Help with Density Operators: Peter Yu Seeks Assistance

[Peter Yu]

I have difficulty in understanding the Density Operator. Please see attached file. (From the Book " Quantum Mechanics Demystified Page 250)

Most grateful if someone could help!

Peter Yu

 

[Peter Yu]

I have difficulty in understanding the Density Operator. Please see attached file. (From the Book " Quantum Mechanics Demystified Page 250)

Most grateful if someone could help! Here is the attached file!

Peter Yu

 

[aleazk]

The duality operation transforms those ##c_i## into their conjugates. Do the outer product between the vector and its dual and you will get the result (remember that you have two sums, the expansion of the vector and the one of the dual, you have two sums and that's why you have two indices; when the values of the indices coincide, you get ##c_i## multiplied by its conjugate, i.e., the square modulus)

 

[bhobba]

Its best understood the other way around. Forget what you have been told about states - they are not in general elements of a vector space - they are positive operators of unit trace. Operators of the form |u><u| are by definition called pure. The |u> can be mapped to a vector space so pure operators are the ones usually talked about.
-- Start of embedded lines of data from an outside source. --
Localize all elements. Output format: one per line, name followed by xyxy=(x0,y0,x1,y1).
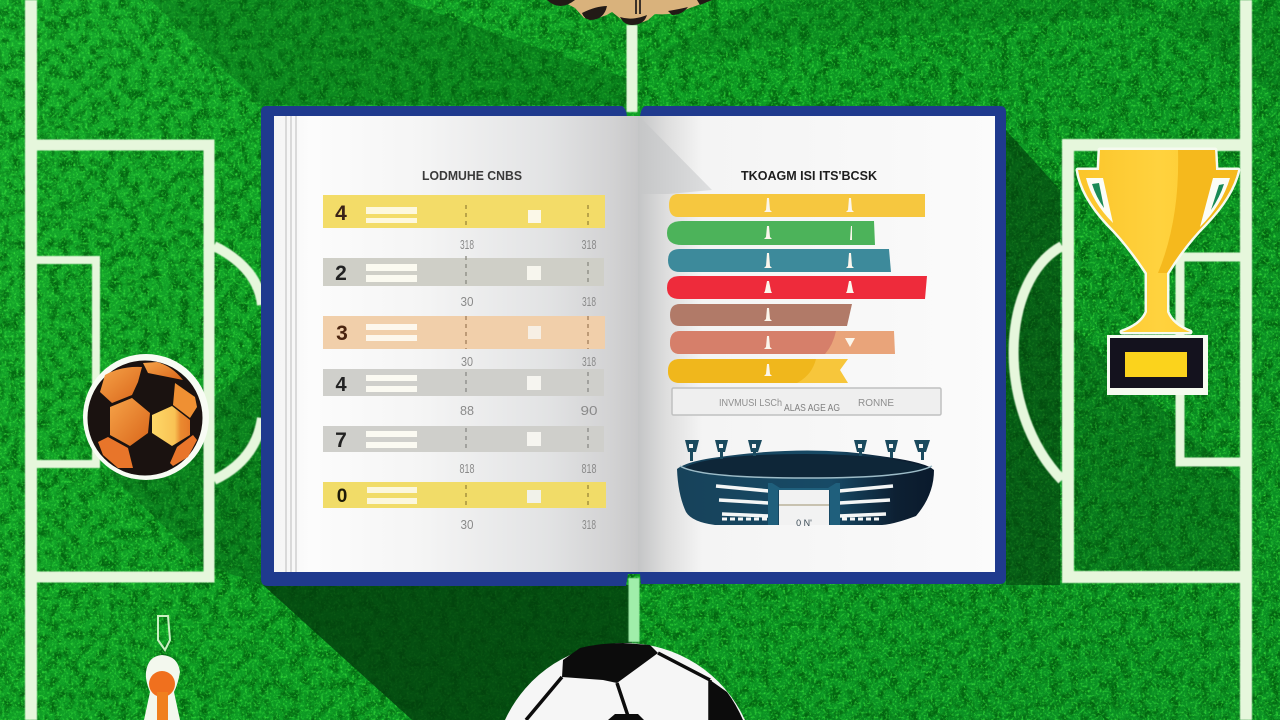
row 1: 4 xyxy=(335,202,347,225)
icon: badge at top edge xyxy=(547,0,712,25)
icon: orange football, left xyxy=(83,354,209,480)
row 5: 818 xyxy=(460,461,474,476)
icon: gold trophy xyxy=(1078,150,1238,395)
row 6: 0 xyxy=(337,486,347,507)
row 6: 318 xyxy=(582,517,596,532)
panel: left page table xyxy=(323,168,606,532)
heading: right page: TKOAGM ISI ITS'BCSK xyxy=(741,168,878,183)
bar chart xyxy=(667,194,927,383)
icon: stadium: 0 N' xyxy=(796,518,812,528)
caption box: INVMUSI LSCh xyxy=(719,398,782,409)
row 2: 318 xyxy=(582,294,596,309)
row 2: 30 xyxy=(460,294,474,309)
heading: left page: LODMUHE CNBS xyxy=(422,168,522,183)
caption box xyxy=(672,388,941,415)
row 3 xyxy=(323,316,605,369)
row 1: 318 xyxy=(460,237,474,252)
book xyxy=(261,106,1006,586)
row 5: 7 xyxy=(335,429,347,452)
icon: stadium xyxy=(677,440,934,528)
caption box: RONNE xyxy=(858,398,894,409)
caption box: ALAS AGE AG xyxy=(784,403,840,414)
icon: orange pin, bottom left xyxy=(144,616,180,720)
row 4: 88 xyxy=(460,403,474,418)
icon: black and white football, bottom xyxy=(505,643,745,720)
row 2 xyxy=(323,256,604,309)
floodlights xyxy=(685,440,930,461)
row 4: 4 xyxy=(335,374,347,396)
row 2: 2 xyxy=(335,262,347,285)
row 4: 90 xyxy=(580,403,598,418)
row 1 xyxy=(323,195,605,252)
row 3: 30 xyxy=(461,354,473,369)
row 3: 3 xyxy=(336,322,348,345)
row 6 xyxy=(323,482,606,532)
page edges xyxy=(286,116,296,572)
row 3: 318 xyxy=(582,354,596,369)
panel: right page bars xyxy=(667,168,941,528)
row 6: 30 xyxy=(460,517,474,532)
folded corner shading xyxy=(641,118,712,194)
left page xyxy=(274,116,638,572)
row 4 xyxy=(323,369,604,418)
bar ticks xyxy=(764,198,855,376)
row 5: 818 xyxy=(582,461,596,476)
row 1: 318 xyxy=(582,237,596,252)
row 5 xyxy=(323,426,604,476)
right page xyxy=(638,116,995,572)
book cover xyxy=(261,106,1006,586)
Operators of the form ∑pi |bi><bi| are called mixed. It can be shown all states are pure or mixed.

The Born rule using this definition of a state is, given an observable O, the expected value of an observation using O, E(O), when a system is in state P, is E(O) = Trace (PO).

Thanks
Bill

 

[DrClaude]

To complement aleazk's answer, try it for yourself. Consider the simple case
$$
| \psi \rangle = c_1 | u_1 \rangle + c_2 | u_2 \rangle
$$
Find ##\langle \psi |##, then calculate ##\rho = | \psi \rangle \langle \psi |##.

 

[Peter Yu]

Hi All,
Thank you very much your all your help!
Now I understand the first part on the first page. But I still have difficulty on the second part on the second page of my attached file.
Thank again!
Peter Yu

 

[DrClaude]

Which part of that equation causes you problems? The first or the second equality, or both? Or is it the left-hand side you don't understand?

 

[Peter Yu]

Hi DrClaude,
First of all many thanks for your kind assistance. I do not understand both side.
Regards,
Peter Yu

 

[DrClaude]

The first equality you can find by replacing ρ using the first equation you didn't understand. When first calculating ##\rho | u_j \rangle##, you will get a bunch of ##\langle u_i | u_j \rangle##, which by orthogonality of the basis states ##| u_i \rangle## will result in Kronecker deltas ##\delta_{ij}##. You will thus get ##c_i^* \langle u_i |## from ##\rho## and ##| u_j \rangle## on the left-hand side, resulting in
$$
c_i^* \langle u_i | u_j \rangle = c_i^* \delta_{ij} = c_j^*
$$
You then do the same with the bra ##\langle u_i |## applied to ##\rho##, giving you ##c_i##.

Tjhe second equality you get by rewriting the complex numbers ##c_i## and ##c_j^*## in polar form, as explained at the bottom of page 251.

 

[Peter Yu]

Hi All,
I got it now!
Thank you very much for your help!
Regards!